Le texte très controversé régulant les droits d’auteur sur internet a été adopté par le Parlement européen. Il prévoit notamment de réformer la rémunération des créateurs de contenu et des journaux sur différentes plateformes.

La réforme des droits d’auteur a été votée à 438 voix contre 226. Trente-neuf eurodéputés se sont abstenus. Le texte a été marqué par les vifs débats qu’il a suscités. D’un côté ceux qui sont pour la régulation, largement représentés par les médias et les créateurs culturels, de l’autre, les grands groupes du numérique et les militants de la liberté sur internet. Cependant, quasiment tous reconnaissent qu’il est urgent de revoir la loi européenne sur le sujet. Le texte en vigueur date de 2001, soit avant la création de Youtube, de Facebook, de Twitter…
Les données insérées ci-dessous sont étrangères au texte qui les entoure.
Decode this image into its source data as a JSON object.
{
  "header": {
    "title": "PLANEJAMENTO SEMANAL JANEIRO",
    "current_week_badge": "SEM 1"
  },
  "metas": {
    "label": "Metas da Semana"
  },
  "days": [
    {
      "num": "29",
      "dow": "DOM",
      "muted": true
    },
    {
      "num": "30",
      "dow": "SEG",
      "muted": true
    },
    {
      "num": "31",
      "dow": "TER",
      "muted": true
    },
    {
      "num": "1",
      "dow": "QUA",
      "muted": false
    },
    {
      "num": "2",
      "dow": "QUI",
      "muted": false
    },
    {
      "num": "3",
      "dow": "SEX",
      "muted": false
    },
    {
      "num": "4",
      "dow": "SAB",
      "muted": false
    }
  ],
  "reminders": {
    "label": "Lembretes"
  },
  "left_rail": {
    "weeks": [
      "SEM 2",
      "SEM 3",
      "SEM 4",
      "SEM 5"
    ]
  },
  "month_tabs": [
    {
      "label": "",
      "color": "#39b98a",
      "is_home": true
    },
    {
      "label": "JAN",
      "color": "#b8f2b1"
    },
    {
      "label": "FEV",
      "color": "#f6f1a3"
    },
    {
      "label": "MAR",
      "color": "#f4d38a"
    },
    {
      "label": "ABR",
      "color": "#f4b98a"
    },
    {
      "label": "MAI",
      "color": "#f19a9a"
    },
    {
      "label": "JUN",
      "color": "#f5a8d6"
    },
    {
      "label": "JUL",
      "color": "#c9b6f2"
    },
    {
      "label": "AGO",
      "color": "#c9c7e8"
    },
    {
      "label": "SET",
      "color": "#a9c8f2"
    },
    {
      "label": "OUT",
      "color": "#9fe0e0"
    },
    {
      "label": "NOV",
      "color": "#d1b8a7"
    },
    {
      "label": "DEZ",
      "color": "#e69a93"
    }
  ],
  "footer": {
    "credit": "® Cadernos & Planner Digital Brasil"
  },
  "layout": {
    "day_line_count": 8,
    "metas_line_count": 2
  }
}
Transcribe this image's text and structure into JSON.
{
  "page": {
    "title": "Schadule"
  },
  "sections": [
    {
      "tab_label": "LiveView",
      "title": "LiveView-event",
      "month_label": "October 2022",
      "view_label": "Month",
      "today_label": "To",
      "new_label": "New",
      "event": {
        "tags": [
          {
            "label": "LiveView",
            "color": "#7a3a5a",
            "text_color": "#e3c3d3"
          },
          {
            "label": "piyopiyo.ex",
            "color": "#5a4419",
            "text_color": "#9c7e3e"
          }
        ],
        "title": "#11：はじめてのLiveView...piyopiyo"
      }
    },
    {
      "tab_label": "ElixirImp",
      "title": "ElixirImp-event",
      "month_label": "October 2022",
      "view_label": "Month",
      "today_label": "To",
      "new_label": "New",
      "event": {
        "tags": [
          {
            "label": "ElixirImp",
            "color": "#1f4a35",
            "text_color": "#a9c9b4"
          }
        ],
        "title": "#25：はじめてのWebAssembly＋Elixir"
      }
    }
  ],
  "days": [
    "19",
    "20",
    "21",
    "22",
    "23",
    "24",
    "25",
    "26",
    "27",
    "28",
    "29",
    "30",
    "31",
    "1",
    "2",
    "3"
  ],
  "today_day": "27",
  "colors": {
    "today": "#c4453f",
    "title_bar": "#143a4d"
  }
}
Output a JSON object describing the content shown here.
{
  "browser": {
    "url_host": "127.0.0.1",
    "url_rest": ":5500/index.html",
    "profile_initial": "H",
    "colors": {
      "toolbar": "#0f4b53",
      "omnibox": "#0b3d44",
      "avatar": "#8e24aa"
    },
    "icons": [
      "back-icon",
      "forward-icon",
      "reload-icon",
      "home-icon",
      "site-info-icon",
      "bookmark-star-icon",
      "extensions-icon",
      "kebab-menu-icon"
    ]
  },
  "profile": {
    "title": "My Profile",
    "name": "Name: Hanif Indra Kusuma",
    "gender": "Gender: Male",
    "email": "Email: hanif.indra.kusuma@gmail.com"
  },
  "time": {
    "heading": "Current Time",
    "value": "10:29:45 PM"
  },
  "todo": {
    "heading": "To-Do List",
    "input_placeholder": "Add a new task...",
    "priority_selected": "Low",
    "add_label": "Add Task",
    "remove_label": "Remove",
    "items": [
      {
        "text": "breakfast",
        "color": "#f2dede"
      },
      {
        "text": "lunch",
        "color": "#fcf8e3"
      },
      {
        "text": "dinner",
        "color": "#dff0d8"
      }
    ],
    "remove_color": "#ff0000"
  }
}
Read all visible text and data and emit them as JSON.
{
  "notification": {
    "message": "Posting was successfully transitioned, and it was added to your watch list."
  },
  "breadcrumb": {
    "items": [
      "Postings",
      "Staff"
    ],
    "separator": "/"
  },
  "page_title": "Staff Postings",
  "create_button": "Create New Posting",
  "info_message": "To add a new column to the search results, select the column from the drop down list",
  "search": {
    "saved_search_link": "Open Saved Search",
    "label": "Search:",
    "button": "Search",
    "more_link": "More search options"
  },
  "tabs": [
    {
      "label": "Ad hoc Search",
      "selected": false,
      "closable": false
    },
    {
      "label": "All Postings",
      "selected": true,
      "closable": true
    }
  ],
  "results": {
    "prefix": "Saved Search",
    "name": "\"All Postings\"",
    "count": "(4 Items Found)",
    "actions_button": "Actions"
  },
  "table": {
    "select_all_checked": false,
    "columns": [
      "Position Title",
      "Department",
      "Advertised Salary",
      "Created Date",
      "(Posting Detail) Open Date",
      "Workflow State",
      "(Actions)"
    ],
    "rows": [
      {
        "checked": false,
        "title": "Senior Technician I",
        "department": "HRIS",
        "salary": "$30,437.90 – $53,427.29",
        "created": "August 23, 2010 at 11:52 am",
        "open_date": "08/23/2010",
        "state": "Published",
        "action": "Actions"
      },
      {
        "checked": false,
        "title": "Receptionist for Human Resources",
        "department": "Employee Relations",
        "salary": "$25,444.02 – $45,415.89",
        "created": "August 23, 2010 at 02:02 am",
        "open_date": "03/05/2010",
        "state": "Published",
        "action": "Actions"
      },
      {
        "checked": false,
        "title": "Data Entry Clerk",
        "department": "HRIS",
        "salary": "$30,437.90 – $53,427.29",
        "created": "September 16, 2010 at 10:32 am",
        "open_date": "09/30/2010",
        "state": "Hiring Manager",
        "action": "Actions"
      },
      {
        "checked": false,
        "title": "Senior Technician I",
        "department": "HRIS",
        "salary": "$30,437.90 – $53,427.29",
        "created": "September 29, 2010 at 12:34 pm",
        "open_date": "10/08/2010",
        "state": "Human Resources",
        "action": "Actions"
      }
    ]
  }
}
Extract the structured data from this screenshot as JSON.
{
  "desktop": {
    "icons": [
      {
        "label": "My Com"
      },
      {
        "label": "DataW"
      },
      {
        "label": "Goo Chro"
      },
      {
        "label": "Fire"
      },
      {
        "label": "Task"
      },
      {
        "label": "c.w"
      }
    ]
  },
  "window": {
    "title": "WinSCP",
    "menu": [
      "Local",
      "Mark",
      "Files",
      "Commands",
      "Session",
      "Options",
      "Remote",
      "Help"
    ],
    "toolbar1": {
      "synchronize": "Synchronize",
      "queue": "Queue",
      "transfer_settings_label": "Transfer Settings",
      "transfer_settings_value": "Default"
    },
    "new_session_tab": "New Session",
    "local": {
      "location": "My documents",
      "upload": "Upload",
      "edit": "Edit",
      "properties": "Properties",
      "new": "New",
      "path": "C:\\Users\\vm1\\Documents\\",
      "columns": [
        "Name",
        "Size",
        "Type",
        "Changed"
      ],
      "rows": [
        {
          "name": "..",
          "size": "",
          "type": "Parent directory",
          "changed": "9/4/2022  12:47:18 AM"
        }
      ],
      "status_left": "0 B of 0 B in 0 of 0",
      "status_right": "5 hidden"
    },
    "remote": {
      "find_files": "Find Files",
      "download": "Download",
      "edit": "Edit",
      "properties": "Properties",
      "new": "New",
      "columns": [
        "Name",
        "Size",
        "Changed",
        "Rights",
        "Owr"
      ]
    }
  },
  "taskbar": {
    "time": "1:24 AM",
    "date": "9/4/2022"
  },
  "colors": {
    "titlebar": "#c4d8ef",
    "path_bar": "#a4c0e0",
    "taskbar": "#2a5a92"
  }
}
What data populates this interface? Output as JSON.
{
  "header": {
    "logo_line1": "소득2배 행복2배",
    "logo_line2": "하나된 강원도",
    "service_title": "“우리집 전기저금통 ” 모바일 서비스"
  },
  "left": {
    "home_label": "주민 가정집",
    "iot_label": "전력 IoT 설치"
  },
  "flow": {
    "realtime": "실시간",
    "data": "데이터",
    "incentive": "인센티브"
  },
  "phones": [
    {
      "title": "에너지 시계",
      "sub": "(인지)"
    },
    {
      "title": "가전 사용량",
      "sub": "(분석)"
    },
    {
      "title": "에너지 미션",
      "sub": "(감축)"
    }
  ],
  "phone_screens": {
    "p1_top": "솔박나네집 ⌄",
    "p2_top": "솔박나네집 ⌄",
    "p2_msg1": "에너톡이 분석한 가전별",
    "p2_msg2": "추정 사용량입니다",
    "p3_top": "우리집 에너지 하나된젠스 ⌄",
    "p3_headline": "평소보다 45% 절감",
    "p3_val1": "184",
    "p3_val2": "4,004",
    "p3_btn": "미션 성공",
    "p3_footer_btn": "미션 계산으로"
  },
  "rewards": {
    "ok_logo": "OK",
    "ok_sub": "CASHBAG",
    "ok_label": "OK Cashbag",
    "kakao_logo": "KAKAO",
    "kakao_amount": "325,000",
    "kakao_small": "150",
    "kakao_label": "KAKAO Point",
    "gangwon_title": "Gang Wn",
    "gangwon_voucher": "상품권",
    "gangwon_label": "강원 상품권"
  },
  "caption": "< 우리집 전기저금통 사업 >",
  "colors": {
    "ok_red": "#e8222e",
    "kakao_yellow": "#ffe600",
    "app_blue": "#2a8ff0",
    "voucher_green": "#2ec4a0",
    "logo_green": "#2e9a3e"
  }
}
Notamment en cause, les articles 11 et 13 étaient au centre des discussions. L’article 11 augmenterait la rémunération des journaux et des agences de presse lorsque leurs productions sont réutilisées sur Google News. Les opposants reprochaient à l’article de compliquer encore plus le système des droits d’auteurs. L’article 13 obligerait les plateformes telles que Youtube à mieux rémunérer les créateurs. Les manifestants anti-réforme y voient un risque pour la créativité sur internet. Cet article serait, selon eux, une menace pour toutes les productions de type remix, parodie ou détournement. Pour rassurer ces opposants, les eurodéputés avaient rajouté deux cents cinquante amendements.

« Les droits d’auteur ne peuvent pas faire revenir les abonnements de journaux et les revenus publicitaires« , pour Julia Reda, eurodéputée allemande du parti Pirate. L’élue du parti qui a pour combat central la défense de la liberté sur internet est devenue la figure de proue du combat contre la réforme.

Maintenant que la loi est votée, elle devra être débattue par le Parlement européen, la Commission européenne et le Conseil européen. Dans le jargon européen, cette étape est connue sous le nom de « tilogue ». Ces négociations pourraient prendre des mois. Le texte qui sera issu de ces négociations devra, à nouveau, être voté par le Parlement.